The bus rides were short-lived, however, as Krzyzewski left Bloomington in 1975 to return to his alma mater.
He spent five seasons at the helm of West Point’s basketball program before accepting the head coaching job at Duke, where he has won five national championships and nearly 1,000 games.
As a product of Knight’s coaching tree, Krzyzewski’s roots trace back to Army and IU, where he observed “The General” adapt in his approach to coaching. At IU, Knight still had his intense passion for the game and commitment to preparation, but he adjusted to the increased level of talent and competition of the Big Ten, Krzyzewski said.
“He adapted in how he taught the defense, team man-to-man defense, and he really adapted in how he ran offense because he now ran motion offense,” Krzyzewski said. “How he coordinated all that kind of opened up my eyes to adaptability. You can change, and it’s okay.”
Krzyzewski has carried that lesson of adaptability with him to Duke, especially regarding recruiting. Krzyzewski’s first one-and-done player was Corey Maggette in 1999, and only two Duke freshmen had declared for the NBA draft through 2010, when Krzyzewski won his fourth title.
Since then, Duke has produced six one-and-done players, including three who left school early last spring after winning the national championship.
Krzyzewski was unable to earn an elusive national championship ring in Bloomington, but he still regards his time at IU highly.
“They love basketball,” he said. “I mean there’s no place that loves basketball more than in the state of Indiana and at Indiana University.
“I saw college basketball at its highest level. I mean inside of college basketball — the program, the expectation level and the action to make it work.

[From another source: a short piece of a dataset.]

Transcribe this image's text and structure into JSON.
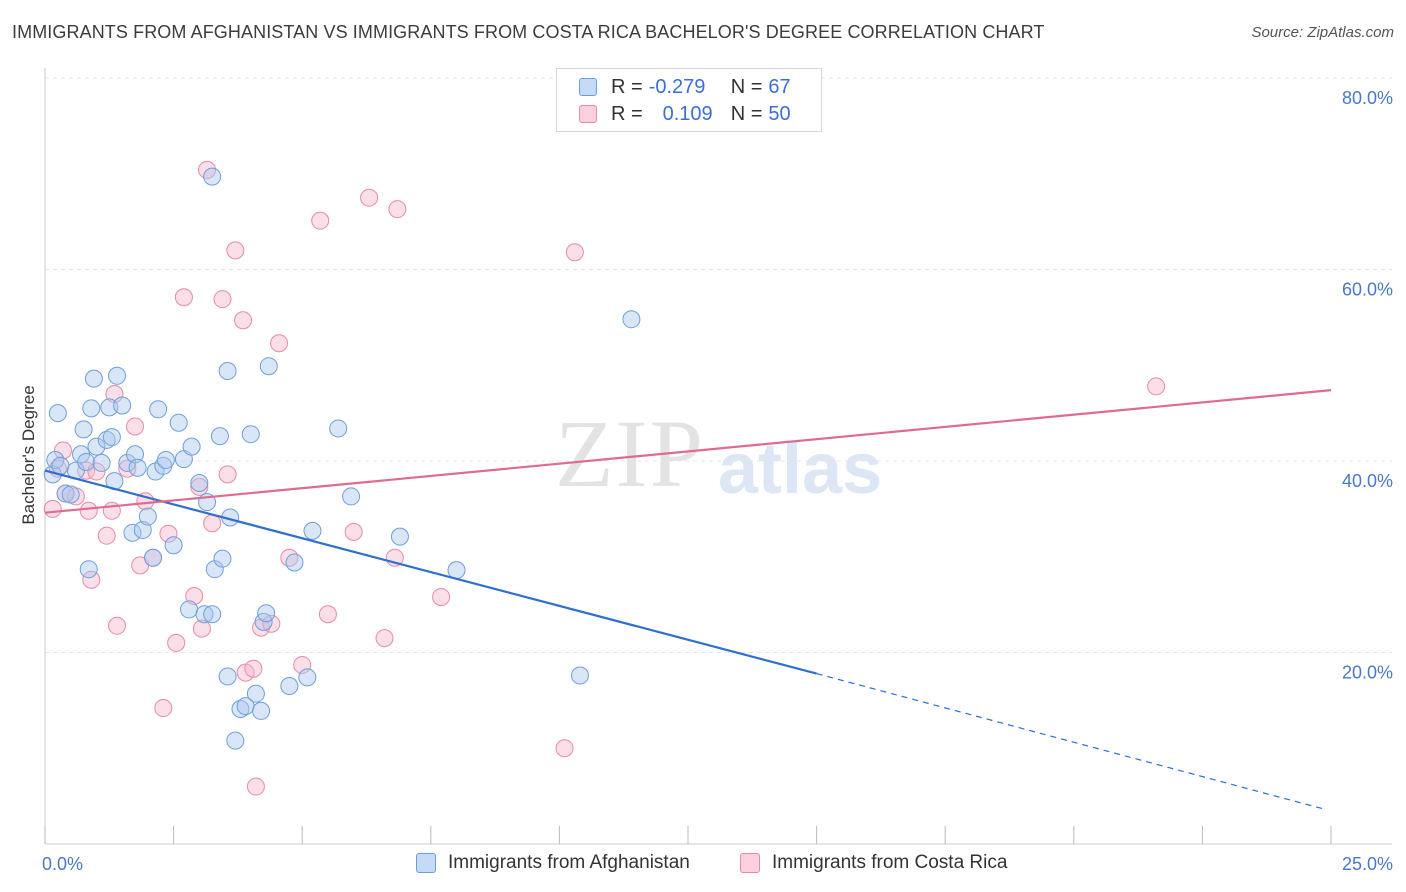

That’s incredible experience, and we obviously have been able to do that here, but having that snapshot of it for a year and being a part of it — a small part — but seeing all the parts, that was huge for my development as a coach.”
Krzyzewski’s current affiliations lie with the Blue Devils and the U.S. men’s national team, but he will always be part of the IU brotherhood, according to Green, IU’s leading scorer as a senior in 1974-75.
After IU won the national championship in 1987 in New Orleans, Knight arranged a big buffet dinner for the former IU players who were in town.
Krzyzewski was there too.
“We look at him as a brother to tell you the truth, more than as this famous coach because he was part of the family and he knows what that family is,” Green said. “It’s just kind of passed along for those players who played for Coach Knight that were just one big family. We’re very proud — always have been very proud — of Mike’s success and can really understand how hard he’s worked at that and how disciplined he is at doing the right things, not only for Duke but for our country as head coach of the Olympic teams too.”
Krzyzewski observed that level of work ethic and discipline from the sidelines of Assembly Hall and it stuck with him, Ahlfeld said.
The two men live a few hundred miles apart, and the busy schedules of their respective college basketball programs prevent them from reminiscing often, but when IU and Duke meet, Krzyzewski’s conversations with Ahlfeld go in a familiar direction.
“He always goes back to that same thing, ‘I just remember how hard you and that whole team really played and how tough-minded you were as a team, and I’ve never forgotten that,’” Ahlfeld said, recounting exchanges with Krzyzewski. “That’s always good to know that Indiana basketball has left its long-standing mark on Coach Mike Krzyzewski.”